B. L’équilibre institutionnel et fonctionnel selon l’interprétation de la Cour de justice de l’Union européenne.
La division des pouvoirs n’est pas expréssement mentionné dans les premiers Traités. Mais la Cour de Justice réussit, en interprétant les textes conventionnels, à établir un principe général d’équilibre institutionnel. La garantie de l’équilibre des pouvoirs, agissant au sein de la Communauté, devient alors un moyen opérant permettant de sanctionner le non-respect de la distribution des compétences résultant des traités2. Dès 1958, dans le cadre du Traité de Paris, instituant la Communauté européenne de charbon et d’acier du 18 avril 1951, la Cour déduit de la base textuelle de l’article 3 « le principe de l’équilibre des pouvoirs, caractéristique de la structure institutionnelle de la Communauté »3. Ce principe représente « une garantie fondamentale » qui, en l’espèce, interdit toute délégation d’un pouvoir discrétionnaire à une autorité sans qu’elle y soit expressément autorisée4. En 1990, de « caractéristique », l’équilibre des pouvoirs passe au stade de principe « créé par les traités »5. Le principe de l’équilibre institutionnel tend à garantir une « limitation de la puissance qui vise à sauvegarder les libertés ainsi qu’une organisation optimale du pouvoir traduisant les spécificités » de l’ordre de l’Union. Cette organisation n’est pas le reflet de « la séparation des pouvoirs classique ». Il en résulte par conséquent une « division fonctionnelle du pouvoir »6. La « préservation de la capacité fonctionnelle, l’exécution efficace des missions attribuées, ainsi que l’obligation des organe de coopérer »7 représentent les différents aspects du principe de l’équilibre institutionnel.
§2. La place prédominante du pouvoir exécutif dans l’architecture institutionnelle de l’Union: « le fédéralisme exécutif ».
Le modèle organisationnel de l’Union européenne est qualifié de «fédéralisme exécutif ». Il s’agit d’une forme d’organisation verticale d’exercice du pouvoir qui ne doit pas être immédiatement assimilée à l’État fédéral, car elle ne s’épuise pas dans les systèmes juridiques nationaux, mais convient parfaitement au fonctionnement de la structure « multi-niveaux »8 de l’Union9. Du point de vue du système « multi-niveaux », l’Union représente « un ensemble composé d’institutions nationales et européennes qui sont placées dans un rapport étroit »10. Cette structure dominée par l’exécutif (A) peut avoir des effets directs sur le principe « interne » de la séparation des pouvoirs (B).
A. L’organisation verticale de l’exercice du pouvoir : le « fédéralisme exécutif ».
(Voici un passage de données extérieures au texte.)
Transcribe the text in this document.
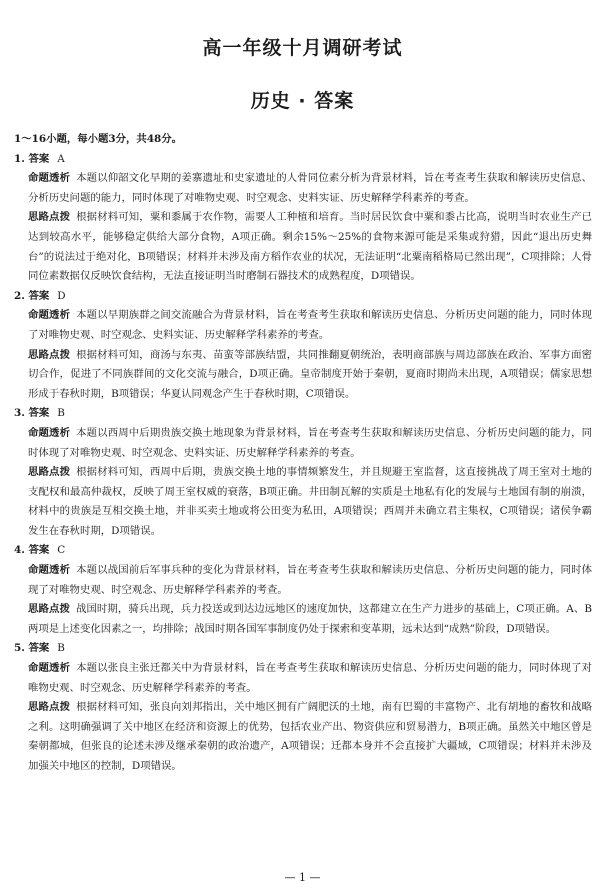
高一年级十月调研考试
历史 · 答案
1～16小题，每小题3分，共48分。
1. 答案 A
命题透析 本题以仰韶文化早期的姜寨遗址和史家遗址的人骨同位素分析为背景材料，旨在考查考生获取和解读历史信息、分析历史问题的能力，同时体现了对唯物史观、时空观念、史料实证、历史解释学科素养的考查。
思路点拨 根据材料可知，粟和黍属于农作物，需要人工种植和培育。当时居民饮食中粟和黍占比高，说明当时农业生产已达到较高水平，能够稳定供给大部分食物，A项正确。剩余15%～25%的食物来源可能是采集或狩猎，因此“退出历史舞台”的说法过于绝对化，B项错误；材料并未涉及南方稻作农业的状况，无法证明“北粟南稻格局已然出现”，C项排除；人骨同位素数据仅反映饮食结构，无法直接证明当时磨制石器技术的成熟程度，D项错误。
2. 答案 D
命题透析 本题以早期族群之间交流融合为背景材料，旨在考查考生获取和解读历史信息、分析历史问题的能力，同时体现了对唯物史观、时空观念、史料实证、历史解释学科素养的考查。
思路点拨 根据材料可知，商汤与东夷、苗蛮等部族结盟，共同推翻夏朝统治，表明商部族与周边部族在政治、军事方面密切合作，促进了不同族群间的文化交流与融合，D项正确。皇帝制度开始于秦朝，夏商时期尚未出现，A项错误；儒家思想形成于春秋时期，B项错误；华夏认同观念产生于春秋时期，C项错误。
3. 答案 B
命题透析 本题以西周中后期贵族交换土地现象为背景材料，旨在考查考生获取和解读历史信息、分析历史问题的能力，同时体现了对唯物史观、时空观念、史料实证、历史解释学科素养的考查。
思路点拨 根据材料可知，西周中后期，贵族交换土地的事情频繁发生，并且规避王室监督，这直接挑战了周王室对土地的支配权和最高仲裁权，反映了周王室权威的衰落，B项正确。井田制瓦解的实质是土地私有化的发展与土地国有制的崩溃，材料中的贵族是互相交换土地，并非买卖土地或将公田变为私田，A项错误；西周并未确立君主集权，C项错误；诸侯争霸发生在春秋时期，D项错误。
4. 答案 C
命题透析 本题以战国前后军事兵种的变化为背景材料，旨在考查考生获取和解读历史信息、分析历史问题的能力，同时体现了对唯物史观、时空观念、历史解释学科素养的考查。
思路点拨 战国时期，骑兵出现，兵力投送或到达边远地区的速度加快，这都建立在生产力进步的基础上，C项正确。A、B两项是上述变化因素之一，均排除；战国时期各国军事制度仍处于探索和变革期，远未达到“成熟”阶段，D项错误。
5. 答案 B
命题透析 本题以张良主张迁都关中为背景材料，旨在考查考生获取和解读历史信息、分析历史问题的能力，同时体现了对唯物史观、时空观念、历史解释学科素养的考查。
思路点拨 根据材料可知，张良向刘邦指出，关中地区拥有广阔肥沃的土地，南有巴蜀的丰富物产、北有胡地的畜牧和战略之利。这明确强调了关中地区在经济和资源上的优势，包括农业产出、物资供应和贸易潜力，B项正确。虽然关中地区曾是秦朝都城，但张良的论述未涉及继承秦朝的政治遗产，A项错误；迁都本身并不会直接扩大疆域，C项错误；材料并未涉及加强关中地区的控制，D项错误。
— 1 —
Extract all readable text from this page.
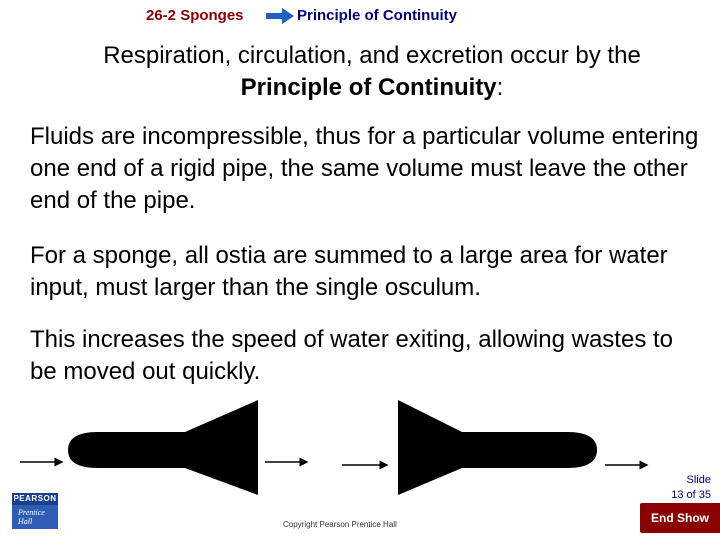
26-2 Sponges	Principle of Continuity
Respiration, circulation, and excretion occur by the
Principle of Continuity:
Fluids are incompressible, thus for a particular volume entering one end of a rigid pipe, the same volume must leave the other end of the pipe.
For a sponge, all ostia are summed to a large area for water input, must larger than the single osculum.
This increases the speed of water exiting, allowing wastes to be moved out quickly.
Slide
13 of 35
PEARSON
Prentice
Hall	Copyright Pearson Prentice Hall	End Show
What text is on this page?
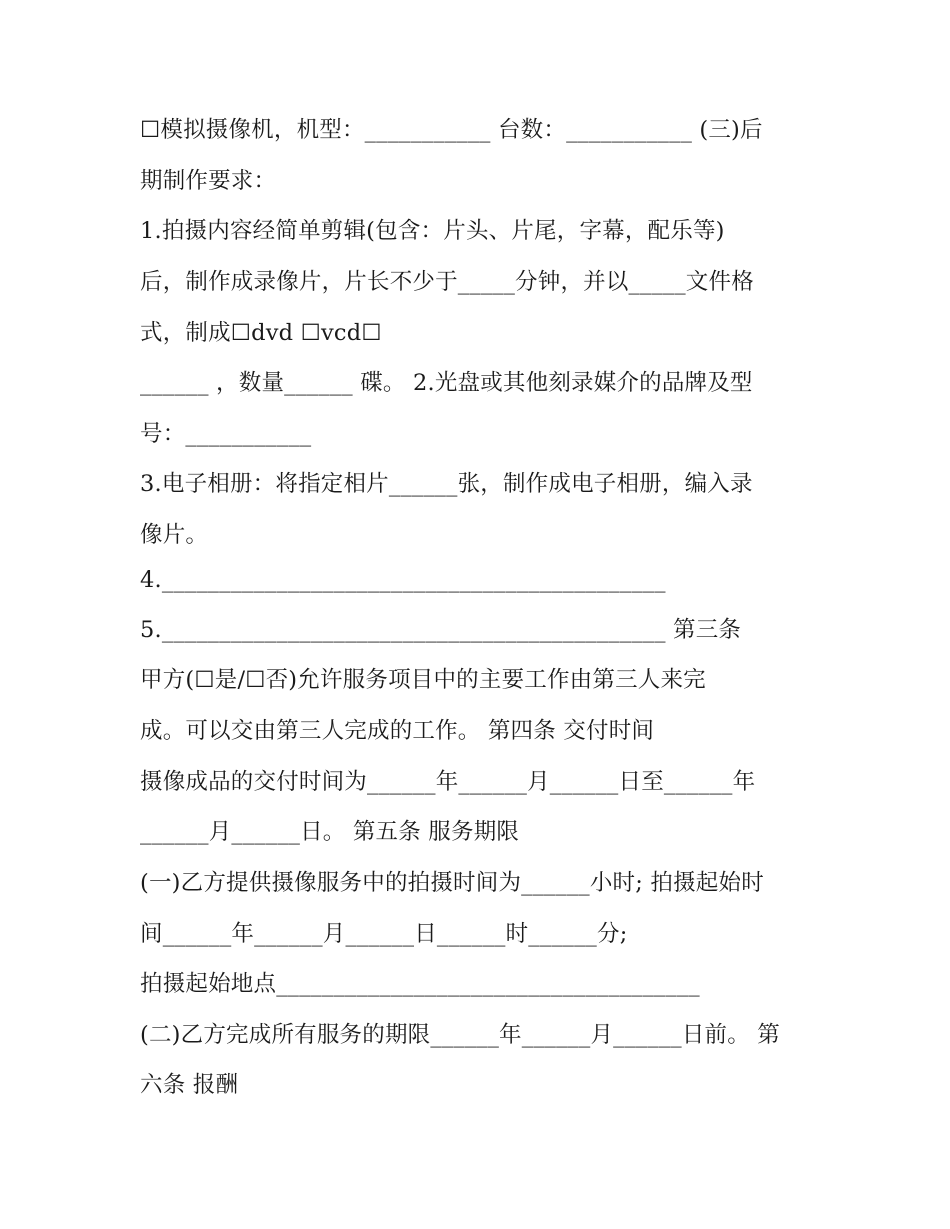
☐模拟摄像机，机型：___________ 台数：___________ (三)后
期制作要求：
1.拍摄内容经简单剪辑(包含：片头、片尾，字幕，配乐等)
后，制作成录像片，片长不少于_____分钟，并以_____文件格
式，制成☐dvd ☐vcd☐
______ ，数量______ 碟。 2.光盘或其他刻录媒介的品牌及型
号：___________
3.电子相册：将指定相片______张，制作成电子相册，编入录
像片。
4.____________________________________________
5.____________________________________________ 第三条
甲方(☐是/☐否)允许服务项目中的主要工作由第三人来完
成。可以交由第三人完成的工作。 第四条 交付时间
摄像成品的交付时间为______年______月______日至______年
______月______日。 第五条 服务期限
(一)乙方提供摄像服务中的拍摄时间为______小时; 拍摄起始时
间______年______月______日______时______分;
拍摄起始地点_____________________________________
(二)乙方完成所有服务的期限______年______月______日前。 第
六条 报酬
Le fédéralisme exécutif est identifié par trois éléments constitutifs. Il s’agit en premier d’une « structure mettant en place des compétences qui se trouvent dans un rapport vertical », ce qui signifie que la compétence normative appartient « au niveau supra-national », c’est-à-dire aux instances de l’Union, tandis que l’application des actes relève en principe, mais pas exclusivement, de la compétence des États membres. Deuxièmement, ce type d’organisation d’exercice du pouvoir implique l’existence d’un organe compétent pour « coordonner et organiser le travail commun ». Pour l’Union européenne, cet organe est le Conseil dont la composition et les fonctions sont inspirées de l’institution originale allemande qu’est le Conseil fédéral, le Bundesrat. Enfin, le modèle du fédéralisme exécutif suppose un processus décisionnel « consensuel »11 qui cherche à satisfaire les intérêts de la structure supra-nationale et ceux des membres la composant. L’organe central du fédéralisme exécutif est le Conseil réunissant en son sein des membres des gouvernements des États. En tant que représentants des exécutifs nationaux au niveau de l’Union, les membres du Conseil sont tenus par les instructions et directives données par leurs gouvernements et ne peuvent agir que conformément à l’intérêt de leur État12. Aujourd’hui, il est clair que dans le cadre de l’Union des vingt-huit, il est illusoire de croire que chacun des membres du Conseil pourrait imposer la ligne de sa politique aux autres, la règle de la décision consensuelle trouve toute sa signification pratique.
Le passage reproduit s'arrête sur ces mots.